A red-hot poker, rumor said, was thrust up the deposed King’s rectum, doing murder and cauterizing the wound at the same time, so no blood flowed to disclose how the felony was done. And no visible wound was made to indict the murderers.

There had been no blaze in Sir Henry’s fireplace, but I went to the hearth to examine the poker nevertheless. The iron bar was dusty with ashes from its last use, which had been as was intended, not to do murder.

I replaced the poker against the wall, but the thought of Edward II’s death caused me to consider again Sir Henry’s corpse. Surely if a man was murdered as the King was, his screams would have been heard throughout the castle, stone walls and oaken doors notwithstanding.

But what if he was silenced with a pillow over his face? Would that muffle his shrieks? Or might a pillow have been enough to suffocate the man and silence his protest at the same time?

I turned to the door of the chamber to seek Arthur and Walter and conduct an experiment with the pillow. ’Twas then I saw the tiny brown droplet upon the planks. I knelt to inspect the mark, thinking at first it might have been made by a drop of Sir Henry’s wine. The color so matched the wood that ’tis a wonder I saw it at all. Some man, or men, did not.

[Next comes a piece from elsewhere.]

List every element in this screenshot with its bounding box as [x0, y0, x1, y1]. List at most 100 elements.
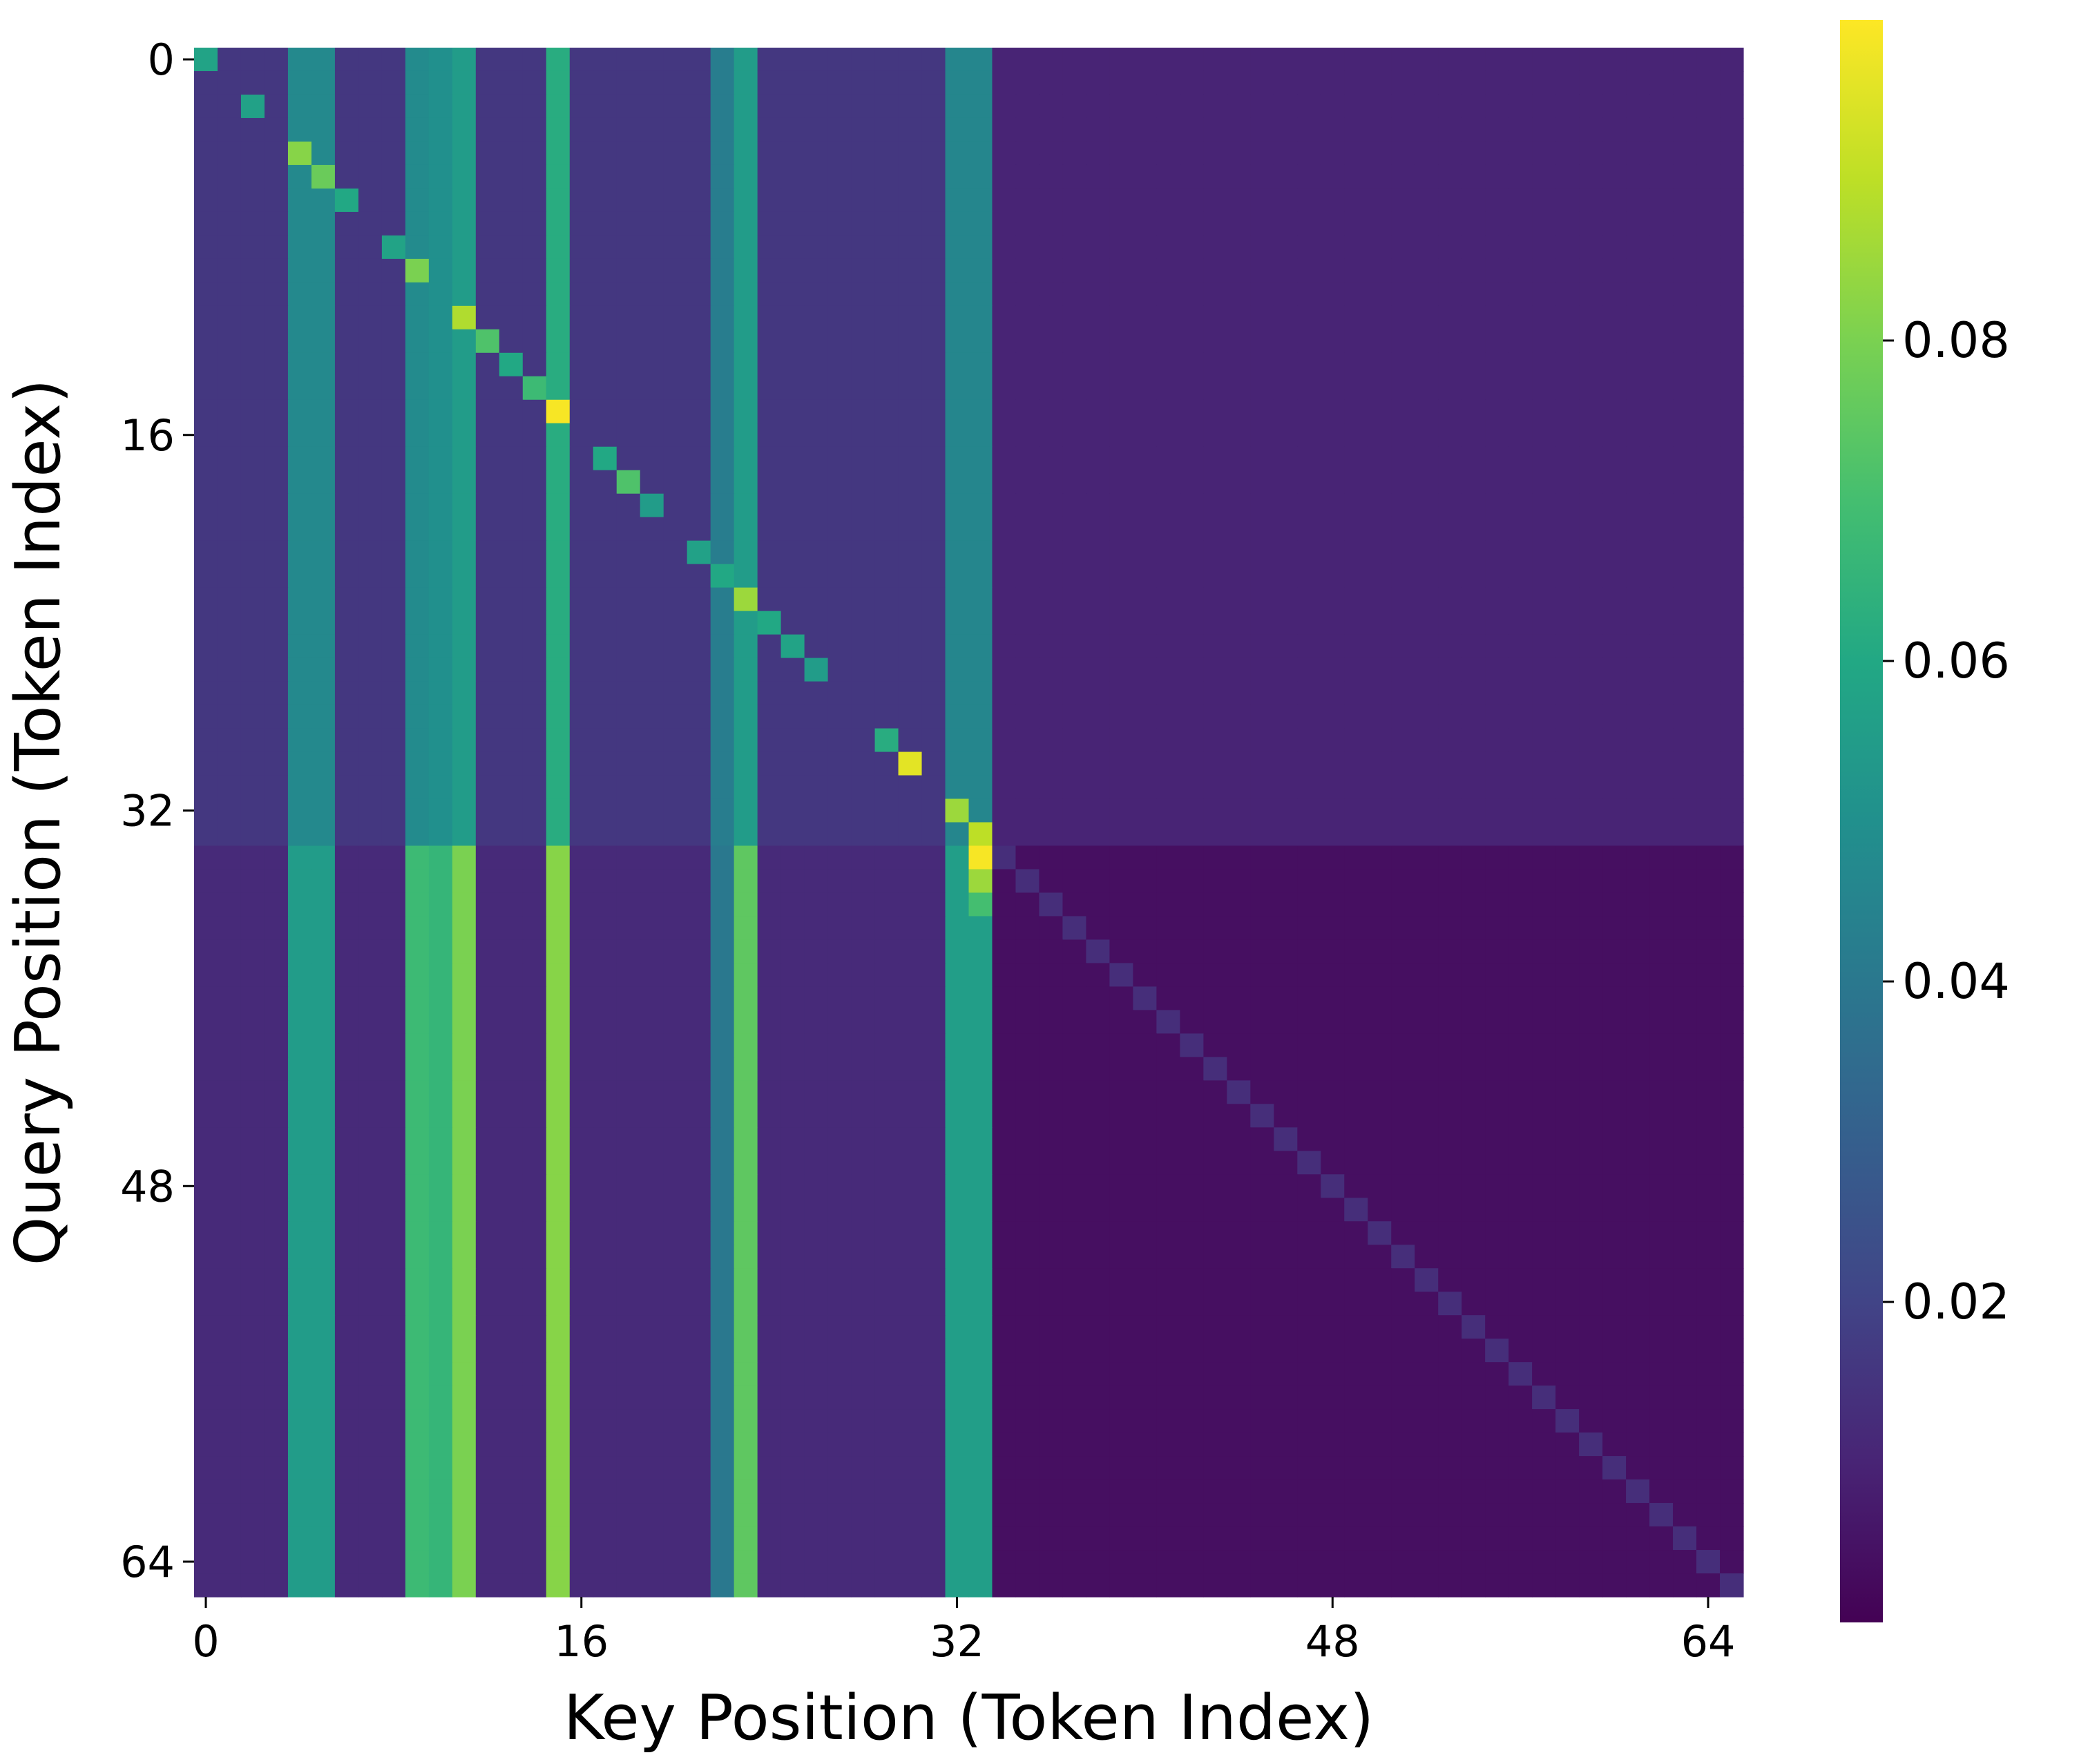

The circular stain was smaller than the nail upon my little finger, and when I scraped a thumbnail across it I was able to lift some of the substance from the floor. Wine will not thicken so. A tiny drop of dried blood lay before me.

Could this be Sir Henry’s blood? If so, whence did it come? I approached the corpse, turned it upon the bed, and spread the legs so I might inspect the rectum for some sign of violence. I saw none, although I admit I might have performed the examination more carefully.

When Sir Henry was again upon his back I made another search of the corpse for some wound from which the drop of blood might have come. As before, I found none. Was there some other orifice of a man’s body whereby he might be stabbed and murdered, the wound invisible? I had already peered into Sir Henry’s mouth and seen nothing amiss. I tilted the head back and inspected the nostrils to see if any trace of blood was there. None was.

Sir Henry was stiff in death, but I managed to turn his head so that I could inspect his left ear. ’Tis all dark within a man’s ear, so at first I saw nothing, but it seemed to me that Sir Henry’s ear was darker than might be expected. I drew my dagger and with the point teased from the ear canal a flake of dried matter identical to the drop of dried blood upon the floor. If a man died in the throes of apoplexy would the strain cause an eardrum to burst? I had never heard of such a thing, and Galen and de Mondeville wrote nothing of such a phenomenon.